16.1 The Challenge of Unstructured ModelingΒΆ

The goal of deep learning: scale ML to kinds of challenges needed to solve artificial intelligence. This means being able to understand high-D data with rich structure.

The process of classification discards most of the information in the input and produces a single output. The classifier is also often able to ignore many parts of the input. It is possible to ask probablistic models to do many other tasks. Most require a complete understanding of the entire structure of the input, with no option to ignore sections of it.

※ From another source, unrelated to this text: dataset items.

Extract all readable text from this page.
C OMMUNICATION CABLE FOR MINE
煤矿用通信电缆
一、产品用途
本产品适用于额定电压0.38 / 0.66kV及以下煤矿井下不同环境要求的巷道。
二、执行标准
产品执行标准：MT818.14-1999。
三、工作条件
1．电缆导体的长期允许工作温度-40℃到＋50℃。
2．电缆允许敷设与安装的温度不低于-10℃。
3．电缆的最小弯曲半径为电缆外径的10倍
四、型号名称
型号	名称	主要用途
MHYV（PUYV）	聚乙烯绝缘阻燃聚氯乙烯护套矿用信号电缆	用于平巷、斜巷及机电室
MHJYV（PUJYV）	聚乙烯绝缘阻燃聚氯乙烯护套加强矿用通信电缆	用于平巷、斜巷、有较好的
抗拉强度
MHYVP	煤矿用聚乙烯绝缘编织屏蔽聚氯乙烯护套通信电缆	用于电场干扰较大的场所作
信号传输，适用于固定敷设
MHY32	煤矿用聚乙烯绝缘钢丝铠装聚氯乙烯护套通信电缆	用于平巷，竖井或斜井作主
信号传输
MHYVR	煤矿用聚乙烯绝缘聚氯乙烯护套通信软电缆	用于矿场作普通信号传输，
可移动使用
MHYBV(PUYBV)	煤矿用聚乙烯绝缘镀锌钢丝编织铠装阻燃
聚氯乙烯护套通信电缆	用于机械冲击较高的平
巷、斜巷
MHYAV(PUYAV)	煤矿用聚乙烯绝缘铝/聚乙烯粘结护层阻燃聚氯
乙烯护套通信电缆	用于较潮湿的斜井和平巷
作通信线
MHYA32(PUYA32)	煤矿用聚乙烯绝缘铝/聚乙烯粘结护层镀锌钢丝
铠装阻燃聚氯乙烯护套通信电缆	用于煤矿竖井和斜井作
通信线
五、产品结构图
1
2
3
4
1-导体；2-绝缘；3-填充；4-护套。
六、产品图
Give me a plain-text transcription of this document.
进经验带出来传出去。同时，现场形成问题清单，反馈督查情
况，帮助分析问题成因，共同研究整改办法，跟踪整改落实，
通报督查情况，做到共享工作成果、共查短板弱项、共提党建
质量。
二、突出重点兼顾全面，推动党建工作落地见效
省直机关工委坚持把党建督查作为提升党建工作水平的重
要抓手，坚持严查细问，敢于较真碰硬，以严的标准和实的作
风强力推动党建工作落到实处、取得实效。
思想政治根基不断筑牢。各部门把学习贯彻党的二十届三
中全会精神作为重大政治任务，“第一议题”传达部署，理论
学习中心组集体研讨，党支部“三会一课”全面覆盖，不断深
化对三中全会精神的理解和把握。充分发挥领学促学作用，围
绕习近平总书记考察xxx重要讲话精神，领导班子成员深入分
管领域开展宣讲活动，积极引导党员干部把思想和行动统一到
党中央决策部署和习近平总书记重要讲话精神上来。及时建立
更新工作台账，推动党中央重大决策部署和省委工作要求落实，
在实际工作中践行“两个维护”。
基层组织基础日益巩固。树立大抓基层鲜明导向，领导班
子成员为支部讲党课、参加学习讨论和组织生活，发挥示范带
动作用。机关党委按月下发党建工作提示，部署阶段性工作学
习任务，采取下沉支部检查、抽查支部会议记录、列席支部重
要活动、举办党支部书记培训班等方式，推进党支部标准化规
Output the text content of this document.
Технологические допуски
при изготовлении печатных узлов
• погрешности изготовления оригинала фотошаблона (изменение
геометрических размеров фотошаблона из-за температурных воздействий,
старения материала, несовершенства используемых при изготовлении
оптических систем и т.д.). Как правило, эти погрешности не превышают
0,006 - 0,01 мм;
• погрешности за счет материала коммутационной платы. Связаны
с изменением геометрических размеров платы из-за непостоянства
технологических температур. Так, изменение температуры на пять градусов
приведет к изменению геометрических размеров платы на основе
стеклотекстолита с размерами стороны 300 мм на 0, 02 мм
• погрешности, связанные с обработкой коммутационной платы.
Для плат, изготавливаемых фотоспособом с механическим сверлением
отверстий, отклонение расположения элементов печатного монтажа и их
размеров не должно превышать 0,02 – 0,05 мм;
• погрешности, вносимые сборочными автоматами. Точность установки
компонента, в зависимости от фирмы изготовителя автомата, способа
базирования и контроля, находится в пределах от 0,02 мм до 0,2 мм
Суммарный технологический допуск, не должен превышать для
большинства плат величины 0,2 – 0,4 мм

  • Density Estimation: Given an input x, the ML system returns an estimation of the true density p(x) under the data generating distribution.
  • Denoising: Given a damaged or incorrectly observed input \(\tilde{x}\), the ML system returns an estimate of the original or correct x.
  • Missing value imputation: Given the observations of some element of x, the model is asked to return estimates of or a probablistic distribution over some or all of the unobserved elements of x.
  • Sampling: The model generates new samples from the distribution p(x)

In general, if we wish to model a distribution over a random vector x containing n discrete variables capable of taking k values each, then the naive approach of respresenting P(x) by storing a lookup table with one probability value per possible outcome require \(k^n\) parameters. This is not feasible because:

  • Memory: the cost of storing the representations
  • Statistical efficiency: as the number of parameters in a model increase so does the amount of training data needed to choose the values those parameters using a statistical estimators.
  • Runtime-the cost of inference: Suppose we want to perform an inference to compute \(P(x_1)\) or \(P(x_1|x_2)\). Computing these distribution will require summing accross the entire table.
  • Runtime-the cost of sampling: Suppose we want to draw a sample from the model. Naive way: sample some value \(u \sim U(0, 1)\) then iterate through the table, adding up the probability values until they exceed u and return the outcome corresponding to that position in the table. This requires reading through the whole table in the worst case, so it has the same exponential cost as the older operations.

Problem with table based approach: we are explicitly modeling every possible kind of interaction between every possible subset of variables. Real task we encounters; much simpler than this.

Structured probablistic models provide a formal framework for modeling only direct interactions between random variables. This allow the model to have

  • significant fewer parameters
  • therefor be estimated reliably from less data
  • dramastically reduced computational cost in terms of storing the model, performing inference in the model and drawing samples from the model.